つらいめまいを伴うメニエール病の治療のひとつである「中耳加圧治療」が、新しく保険適用となりました。これまで国内では未承認でしたが、海外では効果が確認されて治療実績のある治療法です。重いめまいに悩む患者さんに治療法の選択肢が増えることになりました。

◆耳の奥には、内耳という部分があります。内耳には、聴覚を司る蝸牛(かぎゅう)と平衡感覚を司る半規管などがあり、その内部は外リンパ液と内リンパ液で満たされています。それぞれのリンパ液は成分が違い、とくに内リンパ液は、体のリンパ液とはその組成が大きく異なります。メニエール病は、ストレスなど何らかの理由で、内耳の内リンパ液が過剰になってしまい内リンパ水腫を生じることで、内耳機能に異常をきたし、めまいや耳鳴りなどの症状が現れる病気です。国内での患者数は約4万人ともいわれています。

◆治療にはめまいを抑える内服薬や点滴のほか、抗不安薬や血流改善剤、ビタミン剤などを合わせて用い、症状を抑える保存的治療を中心に、発症の背景にあるとされているストレス、疲労、睡眠不足などを解消できるような、日常生活の見直しが重要とされています。

◆しかし、めまい症状が重く、内服や点滴などの保存的治療では改善がみられないケースもあり、その場合、リンパ液を排出させる通路をつくる手術や、前庭という平衡感覚に関連する部分の機能を壊すことでめまいを止める手術などが行われます。

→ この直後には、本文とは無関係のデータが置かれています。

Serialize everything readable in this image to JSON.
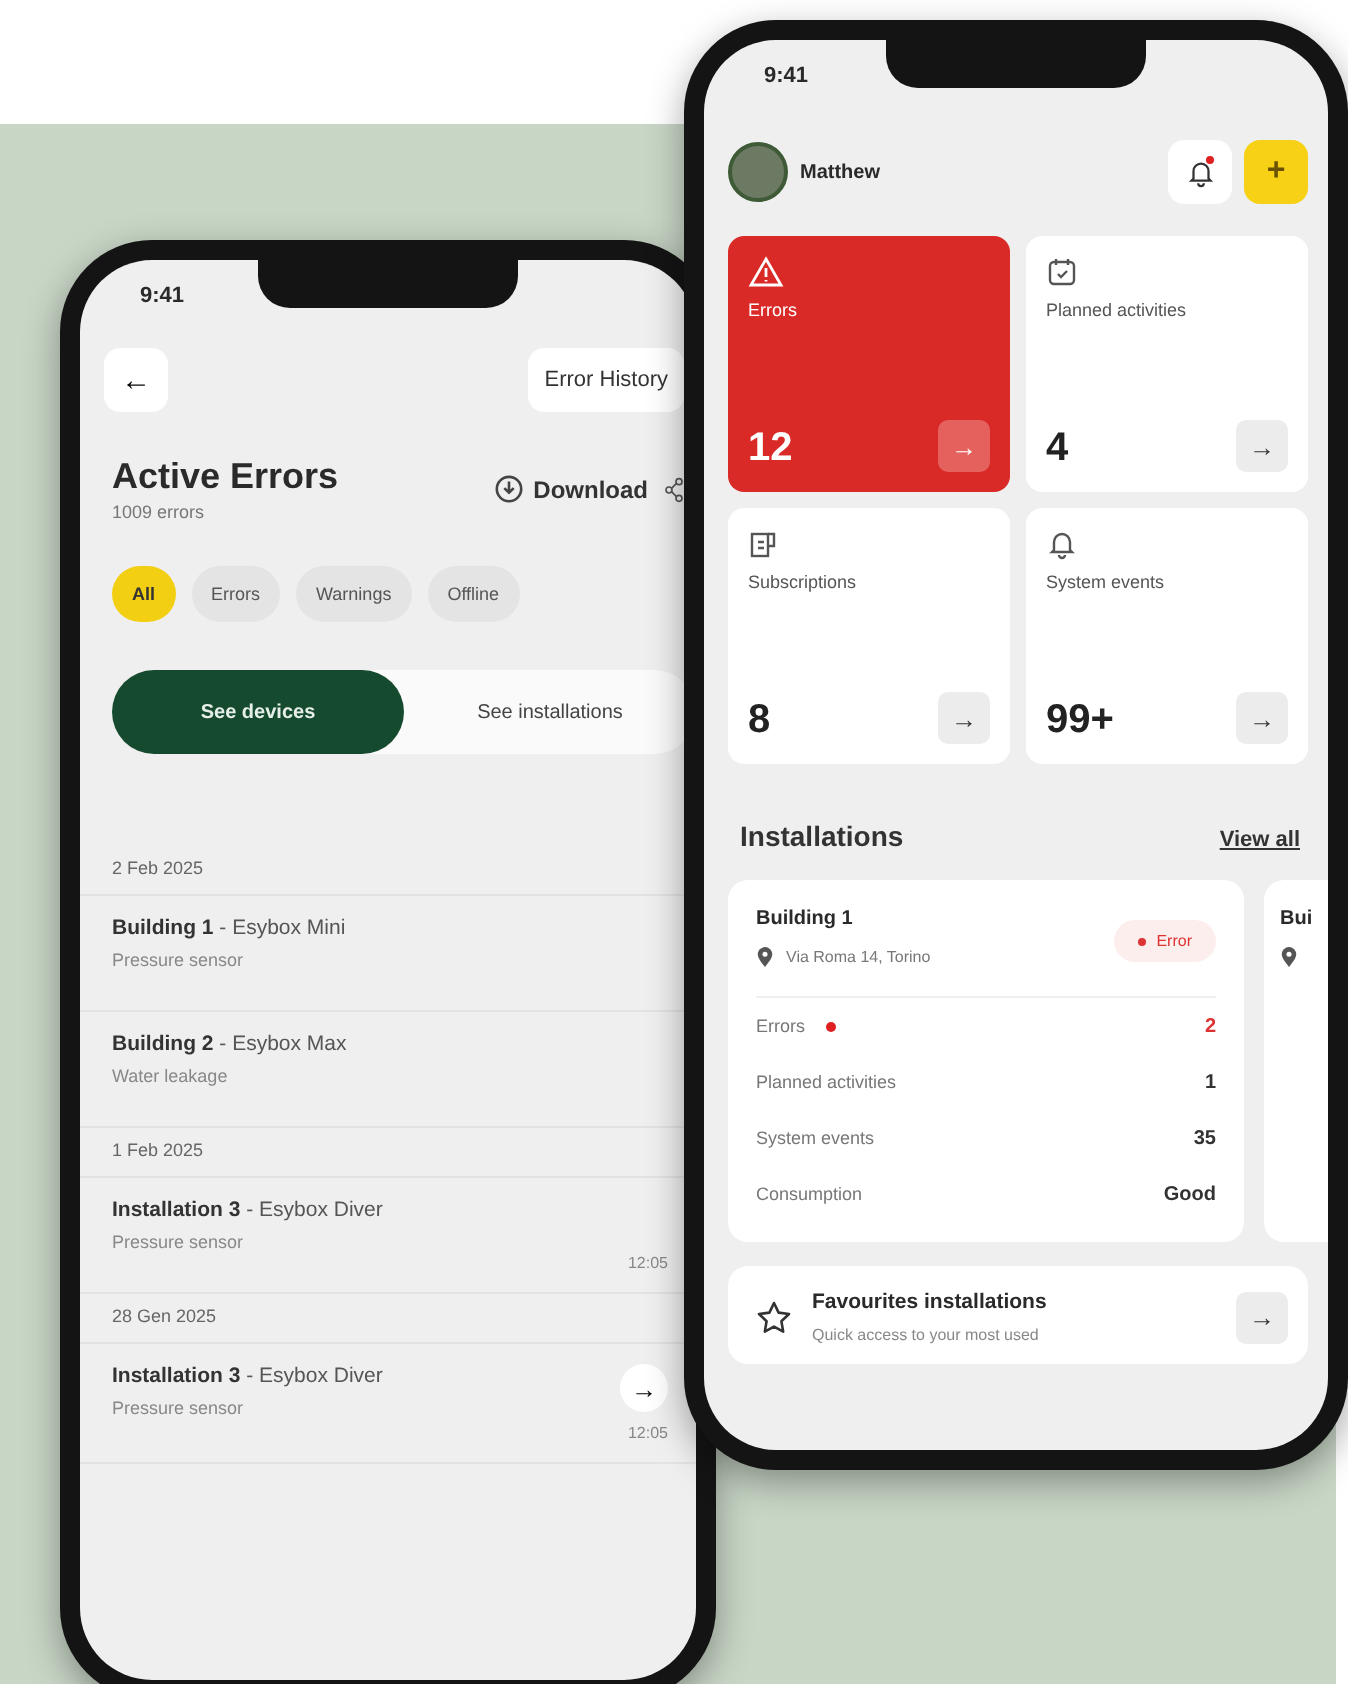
{
  "left_phone": {
    "status_time": "9:41",
    "back_label": "←",
    "history_button": "Error History",
    "title": "Active Errors",
    "subtitle": "1009 errors",
    "download_label": "Download",
    "filters": [
      {
        "label": "All",
        "selected": true
      },
      {
        "label": "Errors",
        "selected": false
      },
      {
        "label": "Warnings",
        "selected": false
      },
      {
        "label": "Offline",
        "selected": false
      }
    ],
    "segments": [
      {
        "label": "See devices",
        "selected": true
      },
      {
        "label": "See installations",
        "selected": false
      }
    ],
    "list": [
      {
        "kind": "date",
        "text": "2 Feb 2025"
      },
      {
        "kind": "row",
        "title": "**Building 1** - Esybox Mini",
        "issue": "Pressure sensor"
      },
      {
        "kind": "row",
        "title": "**Building 2** - Esybox Max",
        "issue": "Water leakage"
      },
      {
        "kind": "date",
        "text": "1 Feb 2025"
      },
      {
        "kind": "row",
        "title": "**Installation 3** - Esybox Diver",
        "issue": "Pressure sensor",
        "time": "12:05"
      },
      {
        "kind": "date",
        "text": "28 Gen 2025"
      },
      {
        "kind": "row",
        "title": "**Installation 3** - Esybox Diver",
        "issue": "Pressure sensor",
        "time": "12:05",
        "arrow": "→"
      }
    ]
  },
  "right_phone": {
    "status_time": "9:41",
    "user_name": "Matthew",
    "notification_unread": true,
    "add_label": "+",
    "tiles": [
      {
        "kind": "alert",
        "label": "Errors",
        "count": "12",
        "arrow": "→"
      },
      {
        "kind": "normal",
        "label": "Planned activities",
        "count": "4",
        "arrow": "→"
      },
      {
        "kind": "normal",
        "label": "Subscriptions",
        "count": "8",
        "arrow": "→"
      },
      {
        "kind": "normal",
        "label": "System events",
        "count": "99+",
        "arrow": "→"
      }
    ],
    "installations_title": "Installations",
    "view_all": "View all",
    "installation_card": {
      "name": "Building 1",
      "address": "Via Roma 14, Torino",
      "status": "Error",
      "stats": [
        {
          "kind": "error",
          "label": "Errors",
          "value": "2"
        },
        {
          "kind": "normal",
          "label": "Planned activities",
          "value": "1"
        },
        {
          "kind": "normal",
          "label": "System events",
          "value": "35"
        },
        {
          "kind": "normal",
          "label": "Consumption",
          "value": "Good"
        }
      ]
    },
    "next_card_name": "Bui",
    "favourites": {
      "title": "Favourites installations",
      "subtitle": "Quick access to your most used",
      "arrow": "→"
    }
  }
}
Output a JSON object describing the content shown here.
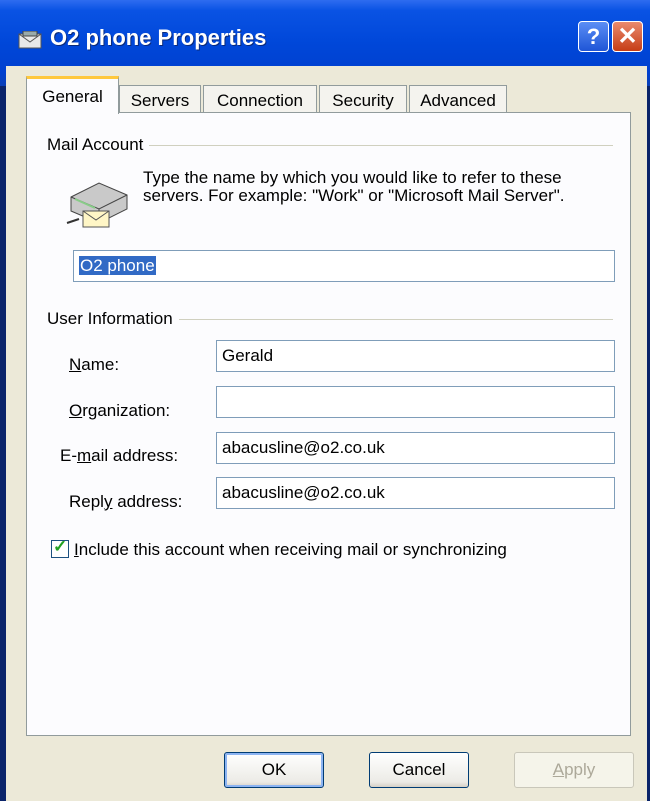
{
  "window": {
    "title": "O2 phone Properties",
    "help_glyph": "?",
    "close_glyph": "✕"
  },
  "tabs": [
    {
      "label": "General"
    },
    {
      "label": "Servers"
    },
    {
      "label": "Connection"
    },
    {
      "label": "Security"
    },
    {
      "label": "Advanced"
    }
  ],
  "mail_account": {
    "group_label": "Mail Account",
    "description": "Type the name by which you would like to refer to these servers.  For example: \"Work\" or \"Microsoft Mail Server\".",
    "account_name": "O2 phone"
  },
  "user_info": {
    "group_label": "User Information",
    "name_label_pre": "",
    "name_label_u": "N",
    "name_label_post": "ame:",
    "name_value": "Gerald",
    "org_label_pre": "",
    "org_label_u": "O",
    "org_label_post": "rganization:",
    "org_value": "",
    "email_label_pre": "E-",
    "email_label_u": "m",
    "email_label_post": "ail address:",
    "email_value": "abacusline@o2.co.uk",
    "reply_label_pre": "Repl",
    "reply_label_u": "y",
    "reply_label_post": " address:",
    "reply_value": "abacusline@o2.co.uk"
  },
  "include_checkbox": {
    "checked": true,
    "mark": "✓",
    "label_u": "I",
    "label_post": "nclude this account when receiving mail or synchronizing"
  },
  "buttons": {
    "ok": "OK",
    "cancel": "Cancel",
    "apply_pre": "",
    "apply_u": "A",
    "apply_post": "pply"
  }
}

◆手術を受けることでめまいは改善されますが、一方で手術法により聴力が低下する恐れもあり、手術をためらう患者さんも少なくありません。

◆このような重症のめまいに対して注目されているのが「中耳加圧治療」です。中耳加圧治療は、装置によって耳の中耳部分に圧力波を送り、中耳内のリンパ液を押し出してめまい症状の改善を図る治療法です。保存的治療と手術の中間に位置づけられます。

◆これまでは保険適用外でしたが、2018年より保険適用治療に認められ、より多くの患者さんが治療を受けやすくなりました。中耳加圧治療は投薬治療と生活指導による治療を続けても、治療効果の上がらないケースなど、メニエール病診療ガイドラインに基づく重症度でステージ4に分類される症例などに対して、適用されます。

◆使用方法は、圧力波をつくる装置につながったイヤホンを耳に入れることで治療します。耳鼻咽喉科の専門医の指導を受けたあと、装置を持ち帰って在宅での治療が可能です。1回3分を1日2回行います。そして、月に1度は受診して治療の効果を確認します。

◆治療中はめまいのレベル、自覚的苦痛度、日常の活動レベルについて、5段階で評価した日誌をつけます。そして外来受診時に提出し、治療効果の評価を受けながら、原則1年間続けます。

◆この治療法の適用になるかどうかは、かかりつけの耳鼻咽喉科にたずねてください。保険適用となったことで治療を受けられる医療機関も徐々に増えています。今後も患者数の増加が予想される病気なので、保険内治療の選択肢が増えたことは朗報といえるでしょう。